Enfermedades y patologías relacionadas: Psoriasis

Ante esta situación se ha puesto en marcha la segunda campaña Ponte en mi piel con el objetivo de informar a la sociedad en general de los problemas de las personas con psoriasis. Y es que en una encuesta realizada durante la primera campaña se “detectó que un 18 por ciento de la población todavía no sabe que la psoriasis no es una enfermedad contagiosa y que puede producir problemas de autoestima ya que las personas afectadas consideran que en muchas ocasiones son rechazadas por la sociedad”, afirma Mª Juana del Molino, presidenta de Acción Psoriasis.

Con esta campaña “pretendemos por un lado, que el paciente con psoriasis conozca mejor su enfermedad y pueda buscar junto a su médico el mejor control de la misma; y por otro, queremos informar a la población para reducir temores infundados”, añade.

Repartidos por toda la geografía española, 54 hospitales informarán sobre la psoriasis, se repartirán ejemplares del libro Vivir con psoriasis. Ponte en mi piel, folletos informativos y se realizarán conferencias en distintas ciudades. Todas estas actividades en el marco de la II Campaña Ponte en mi piel que ha puesto en marcha Acción Psoriasis con el aval de la Academia Española de Dermatología y Venereología y el apoyo de Wyeth.

¿Cómo se desarrolla la psoriasis?

La psoriasis es una enfermedad inflamatoria de la piel, crónica, de base genética y no contagiosa, de curso impredecible, que se caracteriza por la presencia de placas rojo-escamosas en forma de brotes.

“Empieza cuando la piel se cubre de escamas, y se localizan en áreas muy concretas, sobre todo, codos y rodillas”, comenta el Dr. Moreno, Jefe de Dermatología del Hospital Reina Sofía de Córdoba. “Normalmente la evolución es lenta suelen ser localizaciones estables, pero dependiendo de cada tipo de paciente las lesiones pueden ir extendiéndose y llegar a afectar un porcentaje importante de la superficie corporal”, explica.

“Las personas con psoriasis tenemos una predisposición genética a padecerla y se puede desencadenar o no según las circunstancias”, afirma Mª Juana del Molino. “Algunos desencadenantes pueden ser los traumatismos, algunos medicamentos o el estrés”, recuerda.

La edad media de diagnóstico está en los 30 años y los expertos estiman que afecta al dos por ciento de la población, es decir, en torno a un millón de personas en España. De ellos, entre el 15 y el 20 por ciento padece psoriasis moderada o grave.

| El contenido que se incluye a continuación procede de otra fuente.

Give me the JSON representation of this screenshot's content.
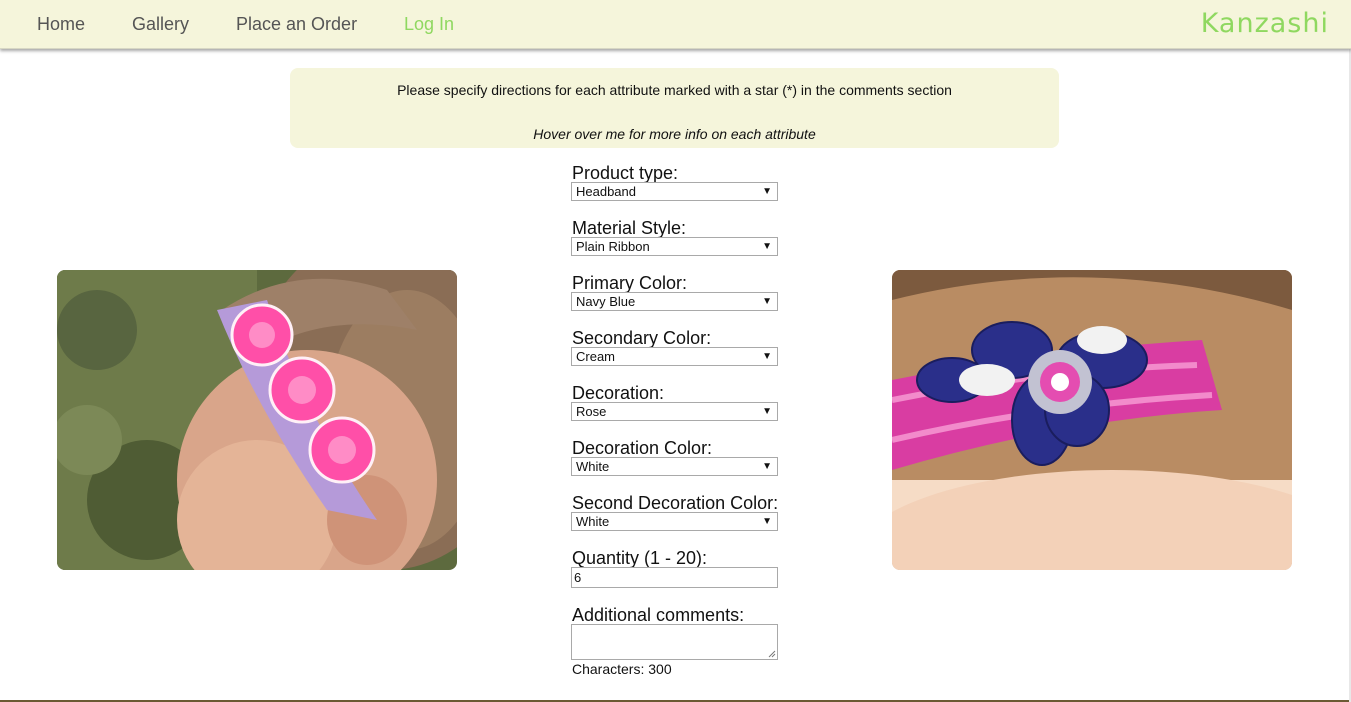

Falta de información y falsas creencias

Datos recogidos en una encuesta realizada a cerca de 5.000 personas en hospitales españoles han puesto de manifiesto que todavía hay un 18 por ciento de la población que nunca ha oído hablar de la psoriasis o no sabe que afecta a la piel. Además, alrededor de un 10 por ciento cree erróneamente que es contagiosa.

En este sentido, la presidenta de Acción Psoriasis quiere insistir en que “la psoriasis no es sólo una enfermedad de la piel sino un problema del sistema inmunológico propio por lo que en ningún caso puede contagiar a otras personas”.

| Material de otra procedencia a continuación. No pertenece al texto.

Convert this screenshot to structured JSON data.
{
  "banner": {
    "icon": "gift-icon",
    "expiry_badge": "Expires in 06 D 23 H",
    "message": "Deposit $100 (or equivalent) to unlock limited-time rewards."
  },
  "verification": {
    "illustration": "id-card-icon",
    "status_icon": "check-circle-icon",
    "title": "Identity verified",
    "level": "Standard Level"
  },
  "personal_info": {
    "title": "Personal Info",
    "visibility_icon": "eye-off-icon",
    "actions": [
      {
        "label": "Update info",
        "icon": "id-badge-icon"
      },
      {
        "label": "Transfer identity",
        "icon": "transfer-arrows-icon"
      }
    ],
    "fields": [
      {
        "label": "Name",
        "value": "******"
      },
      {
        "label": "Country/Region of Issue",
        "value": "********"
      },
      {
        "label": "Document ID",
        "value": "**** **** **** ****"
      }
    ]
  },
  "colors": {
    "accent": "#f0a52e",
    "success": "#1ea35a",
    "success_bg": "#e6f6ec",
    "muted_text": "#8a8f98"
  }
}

Por tanto “creo que es necesario que la sociedad entienda que no es una enfermedad contagiosa, que no tiene ningún peligro para ellos y que el aceptarlo y el saber lo que la gente sufre ayuda de forma muy importante a la recuperación de los pacientes”, insiste el Dr. Moreno.

Calidad de vida

Respecto a la influencia en la vida diaria de la persona con psoriasis, siete de cada diez personas saben que afecta a su vida social, pero sólo el 35 por ciento considera que puede influir en la laboral.

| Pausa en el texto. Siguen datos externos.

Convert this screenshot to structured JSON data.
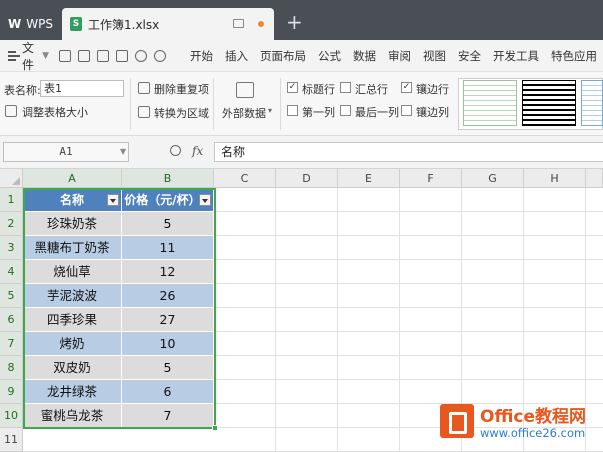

Asimismo, el 85 por ciento de las personas encuestadas desconoce que esta patología puede afectar a la vida sexual y de pareja o que muchos de los pacientes deben afrontar un gasto económico estimado en cien euros al mes en champús, cremas y otros elementos cosméticos para el cuidado de la piel. En este sentido, aún nueve de cada diez encuestados desconocen la existencia de nuevas terapias eficaces y seguras que permiten el control de la enfermedad.

“Los pacientes con este tipo de enfermedades están muy condicionados por la opinión que los demás tienen sobre ellos y por tanto repercute mucho sobre su calidad de vida de cara a la sociedad”, recuerda el Dr. Moreno.

“La sociedad juega un papel muy importante para lograr la estabilidad emocional del paciente y su integración plena”, señala Juana María. “Muchas veces es la propia persona afectada de psoriasis quien se inhibe y no se da la oportunidad de establecer nuevas relaciones”, añade.

Preparar la consulta con el especialista

Además, con motivo de la Campaña Ponte en mi Piel, se van a distribuir los materiales del programa educativo para pacientes “Puntos de Encuentro”. Estos materiales, elaborados por Acción Psoriasis junto a la AEDV y la colaboración de Wyeth, tienen como objetivo facilitar información práctica para que el paciente pueda llevar una mejor calidad de vida. Tal y como indica el doctor Moreno, “un paciente bien informado comprende mejor la buena o mala respuesta al tratamiento y controla mejor su enfermedad”. “Sin embargo, es importante que cuente con información veraz y rigurosa, ya que muchas veces llegan a la consulta con esperanzas terapéuticas que tal vez no sea lo más indicado para su caso o incluso asustados”, precisa.

La presidenta de Acción Psoriasis destaca la importancia de tener información incluso antes de ir al dermatólogo. “Hay una batería de preguntas muy útil para preparar estas consultas y sacarles el máximo rendimiento”. Por otro lado, hace especial hincapié en la importancia del especialista en el control de la psoriasis. “El paciente debe tener confianza en su especialista y compartir todas sus dudas con él”, indica el doctor Moreno.

Los nuevos tratamientos

“Dependiendo de la intensidad, de la extensión de la psoriasis y de las condiciones de cada paciente podemos hacer tratamientos muy variables”, afirma el Dr. Moreno. “Si la psoriasis ocupa menos del cinco por ciento del cuerpo normalmente se utilizan tratamientos locales a base de corticoides tópicos o bien derivados de la vitamina D”, explica.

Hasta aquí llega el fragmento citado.